Until now, no one has empirically tested whether the Ninth Circuit is indeed the liberal bastion that it is reputed to be. That is the task undertaken by this Article. The Article draws on a unique database that includes case information not readily available in any public source.
The focus of this study is the court’s en banc process. But analyzing the ideological orientation of the Ninth Circuit presents a special challenge. For all of the other circuits, it makes sense to look at the outcomes of the cases that are heard en banc, because all of the active judges take part in en banc decisions.
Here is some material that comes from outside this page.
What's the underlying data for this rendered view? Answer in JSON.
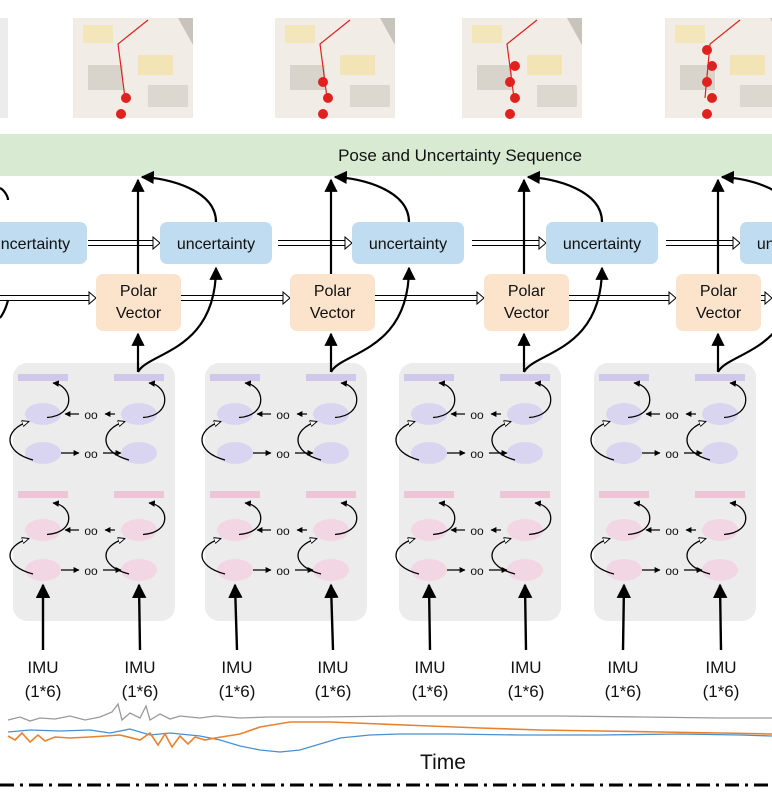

But in the Ninth Circuit, en banc cases are heard and decided by a limited en banc court (LEBC) composed of the chief judge and ten judges selected at random from among the other 28 active judges. The only judicial activity that involves the participation of all of the court’s active judges is the vote on whether to rehear en banc a case already decided by a three-judge panel. By comparing how liberal and conservative panel decisions fare at the hands of the full array of active judges, we can determine whether the Ninth Circuit deserves the “liberal” label that has so often been attached to it.
This study examines the results of en banc balloting by the full court over the 23-year period from 1998 through 2020. It concludes that the Ninth Circuit is a liberal court, but its liberalism is more nuanced and selective than the conventional depictions suggest. In en banc balloting, the liberal position prevails more often than not—but the conservative side is not shut out. Moreover, when we look separately at the different kinds of issues that generated en banc calls, we find a wide variation in the extent to which the court used the en banc process to produce liberal outcomes.